En ce moment, l’enseignante rebelle se réveille doucement en moi. De multiples façons.(ça cogite, quoi.)

mini-debrief-210

Il y a cette réforme des rythmes scolaires qui me hérisse le poil, dans laquelle j’use mes derniers neurones, en tant qu’enseignante, parent élue et maman.

Il y a aussi cette circulaire qui « réhabilite » les moins de 3 ans à l’école, sur laquelle je m’interroge fortement, puisque le Niaf va les cotoyer à la prochaine rentrée. Puisque j’y serais peut- être confrontée, en tant que maîtresse.

Et puis, à côté de ça, il y a mes élèves en grosse difficulté, ces enfants d’à peine 5 ans pour qui les inégalités ont déjà commencé à se creuser, et que je veux récupérer tout de suite. Je souhaite qu’ils aiment l’école, qu’ils viennent avec le sourire, et je voudrais leur donner la curiosité de découvrir, l’émerveillement devant les lettres, les chiffres, les mots, les phrases… mais tout cela ne peut passer que par des projets qui les attirent, qui les stimulent…

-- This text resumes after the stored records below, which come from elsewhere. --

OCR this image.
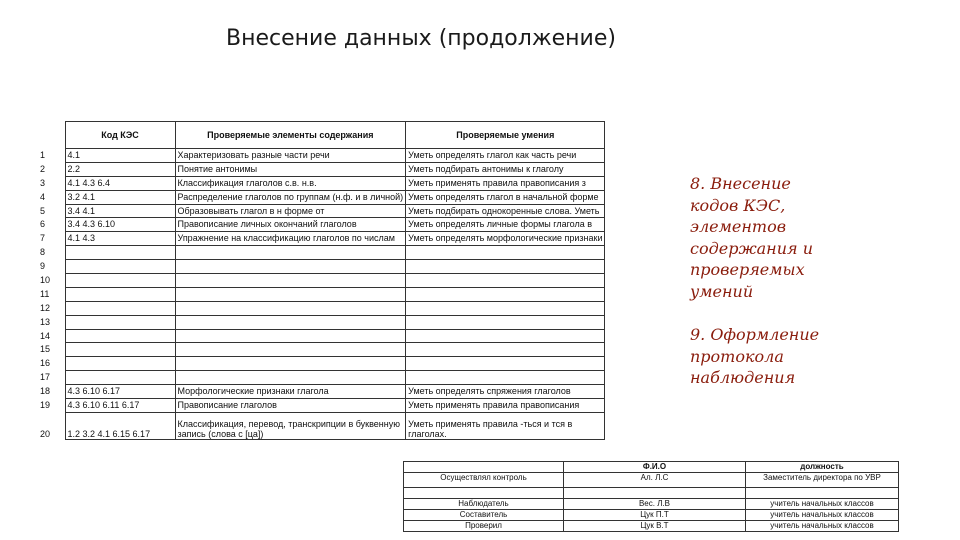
Внесение данных (продолжение)
	Код КЭС	Проверяемые элементы содержания	Проверяемые умения
1	4.1	Характеризовать разные части речи	Уметь определять глагол как часть речи
2	2.2	Понятие антонимы	Уметь подбирать антонимы к глаголу
3	4.1 4.3 6.4	Классификация глаголов с.в. н.в.	Уметь применять правила правописания з
4	3.2 4.1	Распределение глаголов по группам (н.ф. и в личной)	Уметь определять глагол в начальной форме
5	3.4 4.1	Образовывать глагол в н форме от	Уметь подбирать однокоренные слова. Уметь
6	3.4 4.3 6.10	Правописание личных окончаний глаголов	Уметь определять личные формы глагола в
7	4.1 4.3	Упражнение на классификацию глаголов по числам	Уметь определять морфологические признаки
8			
9			
10			
11			
12			
13			
14			
15			
16			
17			
18	4.3 6.10 6.17	Морфологические признаки глагола	Уметь определять спряжения глаголов
19	4.3 6.10 6.11 6.17	Правописание глаголов	Уметь применять правила правописания
20	1.2 3.2 4.1 6.15 6.17	Классификация, перевод, транскрипции в буквенную запись (слова с [ца])	Уметь применять правила -ться и тся в глаголах.
8. Внесение кодов КЭС, элементов содержания и проверяемых умений
9. Оформление протокола наблюдения
	Ф.И.О	должность
Осуществлял контроль	Ал. Л.С	Заместитель директора по УВР

Наблюдатель	Вес. Л.В	учитель начальных классов
Составитель	Цук П.Т	учитель начальных классов
Проверил	Цук В.Т	учитель начальных классов
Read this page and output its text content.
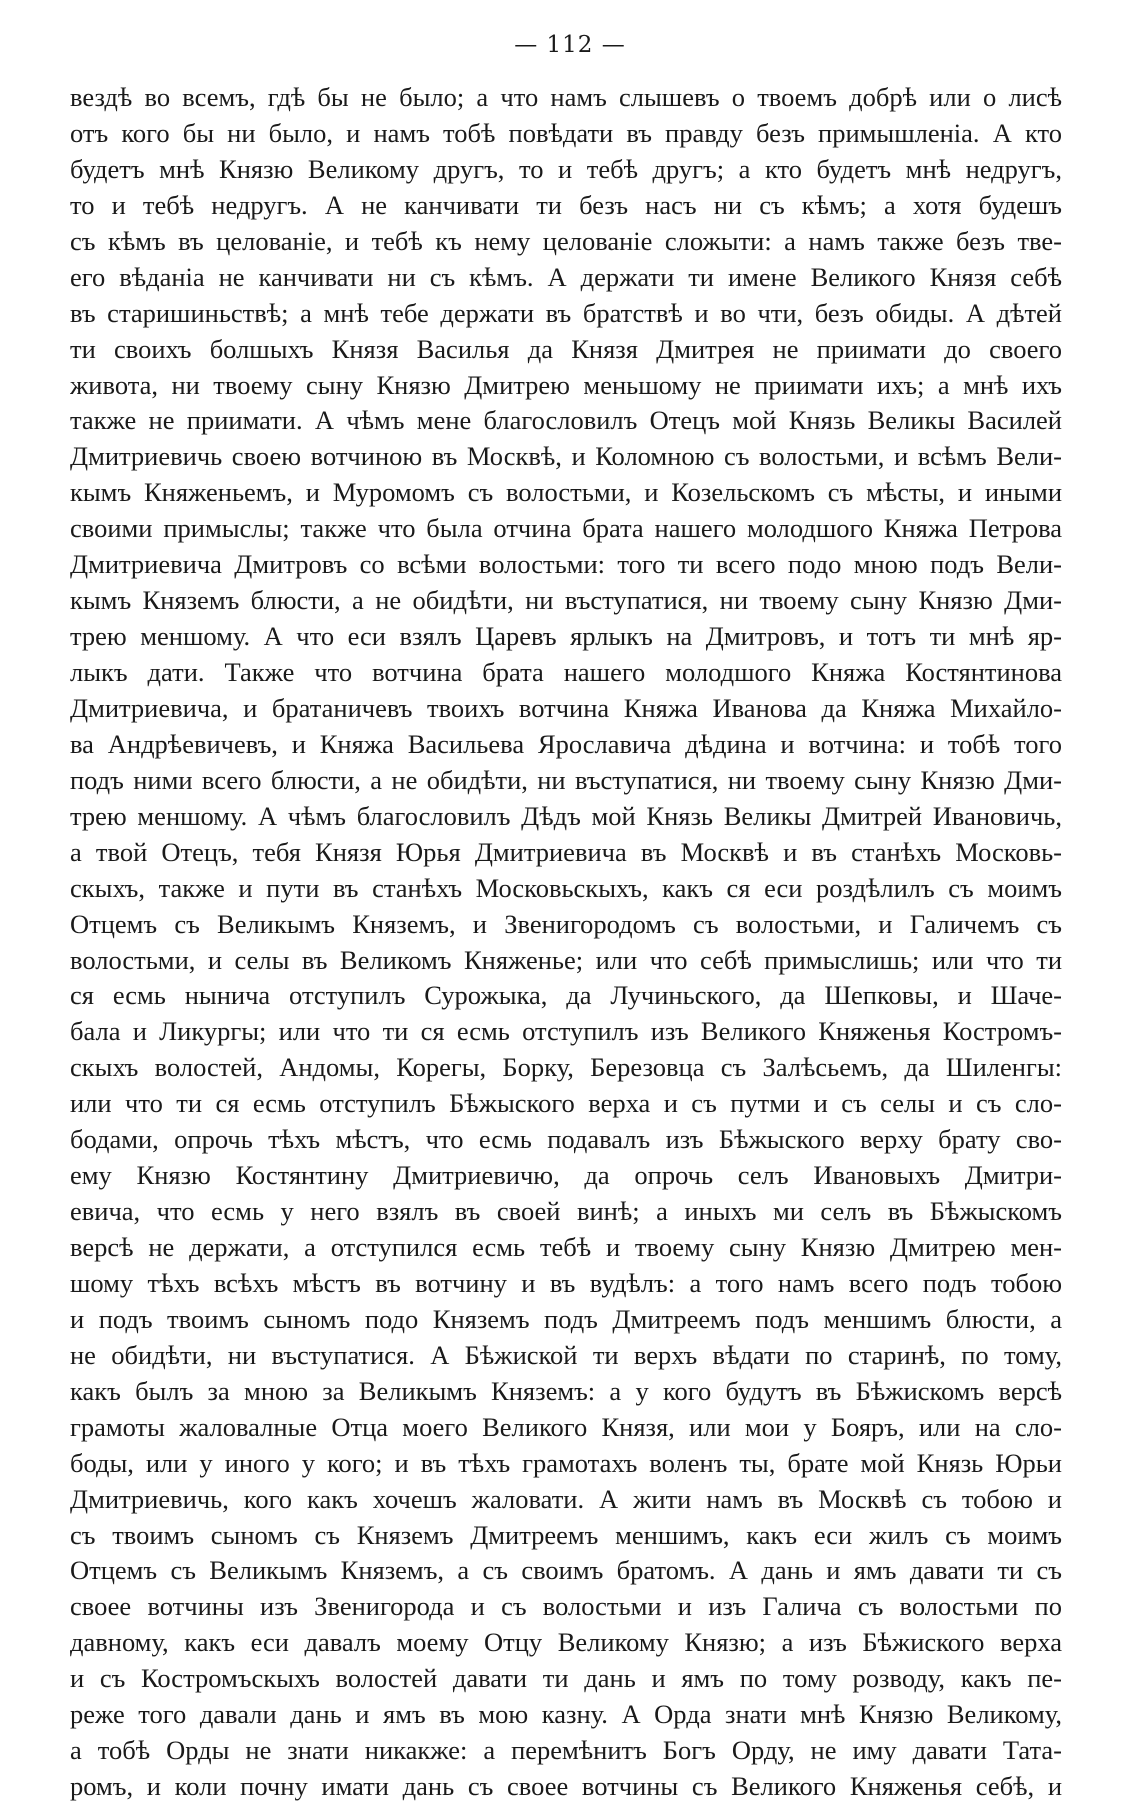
— 112 —
вездѣ во всемъ, гдѣ бы не было; а что намъ слышевъ о твоемъ добрѣ или о лисѣ
отъ кого бы ни было, и намъ тобѣ повѣдати въ правду безъ примышленiа. А кто
будетъ мнѣ Князю Великому другъ, то и тебѣ другъ; а кто будетъ мнѣ недругъ,
то и тебѣ недругъ. А не канчивати ти безъ насъ ни съ кѣмъ; а хотя будешъ
съ кѣмъ въ целованiе, и тебѣ къ нему целованiе сложыти: а намъ также безъ тве-
его вѣданiа не канчивати ни съ кѣмъ. А держати ти имене Великого Князя себѣ
въ старишиньствѣ; а мнѣ тебе держати въ братствѣ и во чти, безъ обиды. А дѣтей
ти своихъ болшыхъ Князя Василья да Князя Дмитрея не приимати до своего
живота, ни твоему сыну Князю Дмитрею меньшому не приимати ихъ; а мнѣ ихъ
также не приимати. А чѣмъ мене благословилъ Отецъ мой Князь Великы Василей
Дмитриевичь своею вотчиною въ Москвѣ, и Коломною съ волостьми, и всѣмъ Вели-
кымъ Княженьемъ, и Муромомъ съ волостьми, и Козельскомъ съ мѣсты, и иными
своими примыслы; также что была отчина брата нашего молодшого Княжа Петрова
Дмитриевича Дмитровъ со всѣми волостьми: того ти всего подо мною подъ Вели-
кымъ Княземъ блюсти, а не обидѣти, ни въступатися, ни твоему сыну Князю Дми-
трею меншому. А что еси взялъ Царевъ ярлыкъ на Дмитровъ, и тотъ ти мнѣ яр-
лыкъ дати. Также что вотчина брата нашего молодшого Княжа Костянтинова
Дмитриевича, и братаничевъ твоихъ вотчина Княжа Иванова да Княжа Михайло-
ва Андрѣевичевъ, и Княжа Васильева Ярославича дѣдина и вотчина: и тобѣ того
подъ ними всего блюсти, а не обидѣти, ни въступатися, ни твоему сыну Князю Дми-
трею меншому. А чѣмъ благословилъ Дѣдъ мой Князь Великы Дмитрей Ивановичь,
а твой Отецъ, тебя Князя Юрья Дмитриевича въ Москвѣ и въ станѣхъ Московь-
скыхъ, также и пути въ станѣхъ Московьскыхъ, какъ ся еси роздѣлилъ съ моимъ
Отцемъ съ Великымъ Княземъ, и Звенигородомъ съ волостьми, и Галичемъ съ
волостьми, и селы въ Великомъ Княженье; или что себѣ примыслишь; или что ти
ся есмь нынича отступилъ Сурожыка, да Лучиньского, да Шепковы, и Шаче-
бала и Ликургы; или что ти ся есмь отступилъ изъ Великого Княженья Костромъ-
скыхъ волостей, Андомы, Корегы, Борку, Березовца съ Залѣсьемъ, да Шиленгы:
или что ти ся есмь отступилъ Бѣжыского верха и съ путми и съ селы и съ сло-
бодами, опрочь тѣхъ мѣстъ, что есмь подавалъ изъ Бѣжыского верху брату сво-
ему Князю Костянтину Дмитриевичю, да опрочь селъ Ивановыхъ Дмитри-
евича, что есмь у него взялъ въ своей винѣ; а иныхъ ми селъ въ Бѣжыскомъ
версѣ не держати, а отступился есмь тебѣ и твоему сыну Князю Дмитрею мен-
шому тѣхъ всѣхъ мѣстъ въ вотчину и въ вудѣлъ: а того намъ всего подъ тобою
и подъ твоимъ сыномъ подо Княземъ подъ Дмитреемъ подъ меншимъ блюсти, а
не обидѣти, ни въступатися. А Бѣжиской ти верхъ вѣдати по старинѣ, по тому,
какъ былъ за мною за Великымъ Княземъ: а у кого будутъ въ Бѣжискомъ версѣ
грамоты жаловалные Отца моего Великого Князя, или мои у Бояръ, или на сло-
боды, или у иного у кого; и въ тѣхъ грамотахъ воленъ ты, брате мой Князь Юрьи
Дмитриевичь, кого какъ хочешъ жаловати. А жити намъ въ Москвѣ съ тобою и
съ твоимъ сыномъ съ Княземъ Дмитреемъ меншимъ, какъ еси жилъ съ моимъ
Отцемъ съ Великымъ Княземъ, а съ своимъ братомъ. А дань и ямъ давати ти съ
своее вотчины изъ Звенигорода и съ волостьми и изъ Галича съ волостьми по
давному, какъ еси давалъ моему Отцу Великому Князю; а изъ Бѣжиского верха
и съ Костромъскыхъ волостей давати ти дань и ямъ по тому розводу, какъ пе-
реже того давали дань и ямъ въ мою казну. А Орда знати мнѣ Князю Великому,
а тобѣ Орды не знати никакже: а перемѣнитъ Богъ Орду, не иму давати Тата-
ромъ, и коли почну имати дань съ своее вотчины съ Великого Княженья себѣ, и
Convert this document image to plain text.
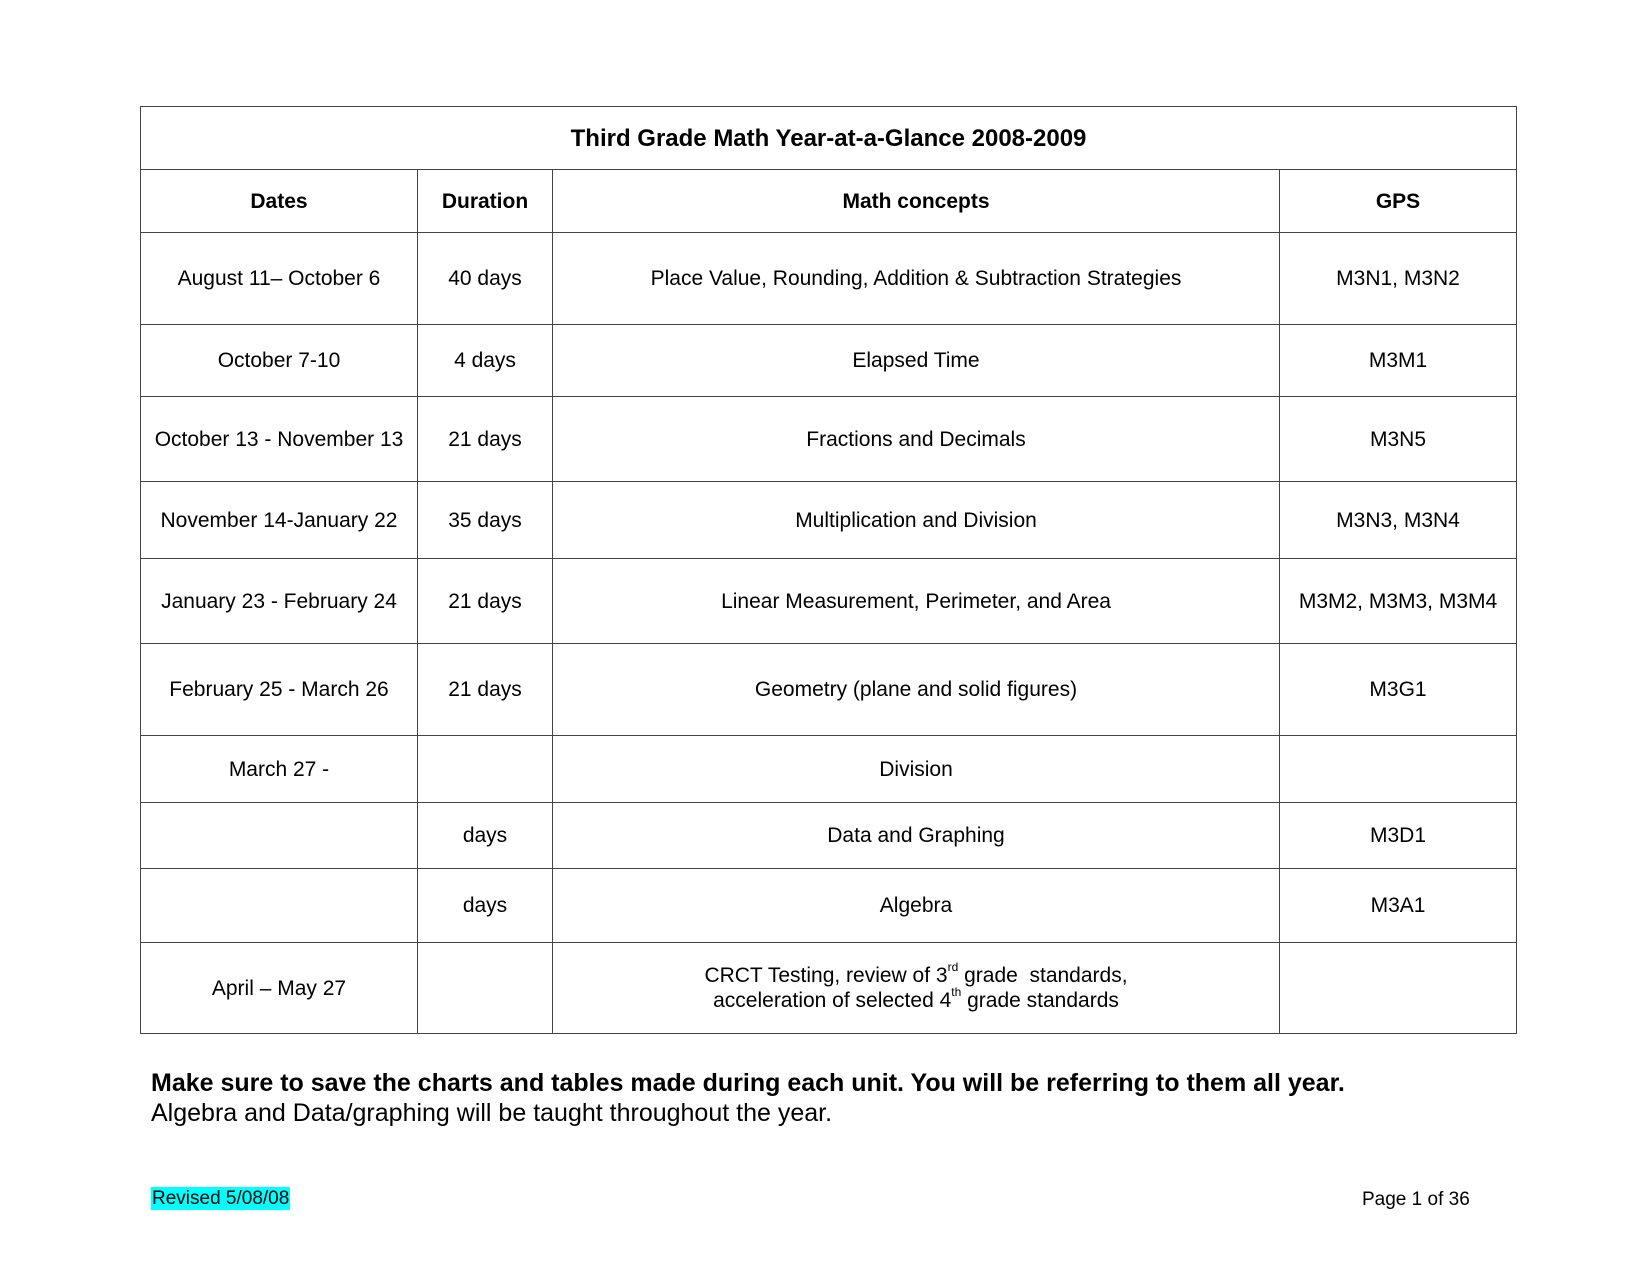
Third Grade Math Year-at-a-Glance 2008-2009			
Dates	Duration	Math concepts	GPS
August 11– October 6	40 days	Place Value, Rounding, Addition & Subtraction Strategies	M3N1, M3N2
October 7-10	4 days	Elapsed Time	M3M1
October 13 - November 13	21 days	Fractions and Decimals	M3N5
November 14-January 22	35 days	Multiplication and Division	M3N3, M3N4
January 23 - February 24	21 days	Linear Measurement, Perimeter, and Area	M3M2, M3M3, M3M4
February 25 - March 26	21 days	Geometry (plane and solid figures)	M3G1
March 27 -		Division	
	days	Data and Graphing	M3D1
	days	Algebra	M3A1
April – May 27		CRCT Testing, review of 3rd grade  standards,
acceleration of selected 4th grade standards	

Make sure to save the charts and tables made during each unit. You will be referring to them all year.
Algebra and Data/graphing will be taught throughout the year.
Revised 5/08/08	Page 1 of 36
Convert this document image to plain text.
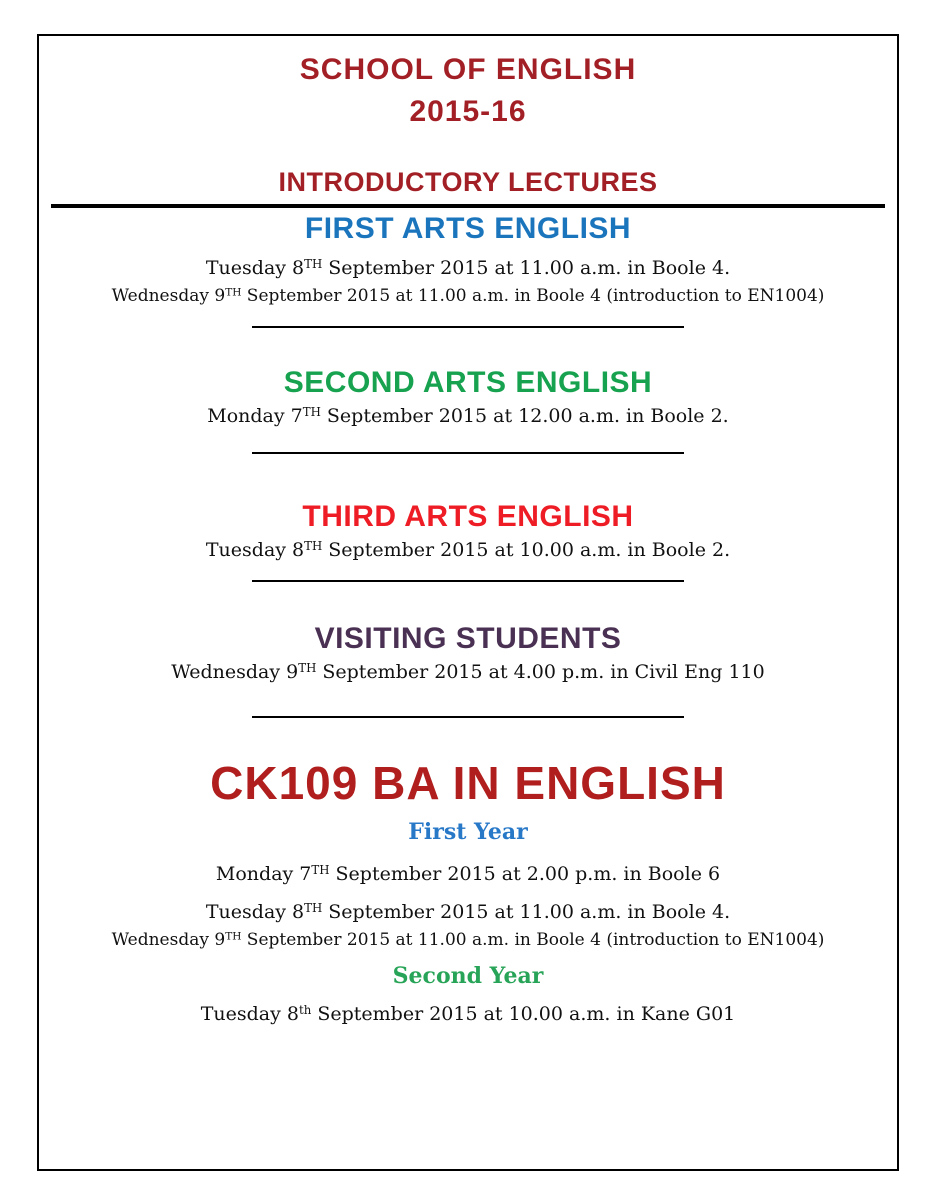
SCHOOL OF ENGLISH
2015-16
INTRODUCTORY LECTURES
FIRST ARTS ENGLISH

Tuesday 8TH September 2015 at 11.00 a.m. in Boole 4.

Wednesday 9TH September 2015 at 11.00 a.m. in Boole 4 (introduction to EN1004)

SECOND ARTS ENGLISH

Monday 7TH September 2015 at 12.00 a.m. in Boole 2.

THIRD ARTS ENGLISH

Tuesday 8TH September 2015 at 10.00 a.m. in Boole 2.

VISITING STUDENTS

Wednesday 9TH September 2015 at 4.00 p.m. in Civil Eng 110

CK109 BA IN ENGLISH

First Year

Monday 7TH September 2015 at 2.00 p.m. in Boole 6

Tuesday 8TH September 2015 at 11.00 a.m. in Boole 4.

Wednesday 9TH September 2015 at 11.00 a.m. in Boole 4 (introduction to EN1004)

Second Year

Tuesday 8th September 2015 at 10.00 a.m. in Kane G01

Et là, coïncidence du fruit du hasard, bing, je me retrouve à cogiter sur un mini débrieffing qui, dans un premier temps, aide mon cerveau à se poser les bonnes questions sur la scolarisation des 2 ans, grâce à l’article de Home Sweet Môme, qui reprend les points essentiels qui me travaillaient, en citant la circulaire. Ses questionnements, ses inquiétudes, ses arguments, je les connais, je les conçois, même si nous n’avons pas forcément le même avis. Attendez, j’explique!

Home Sweet Môme s’interroge sur le fait qu’encore une fois, ce soit à l’école qu’incombe la tâche de pallier aux difficultés des enfants, alors que des structures telles que la crèche, la garderie…pourraient avoir ce rôle de lieu de première socialisation, et engager un processus de confrontation à la langue française. Cependant, l’école est gratuite, et pour tous. (parents qui travaillent ou non.) Mettre son enfant à la crèche a un réel coût, et n’est pas permis à tout le monde…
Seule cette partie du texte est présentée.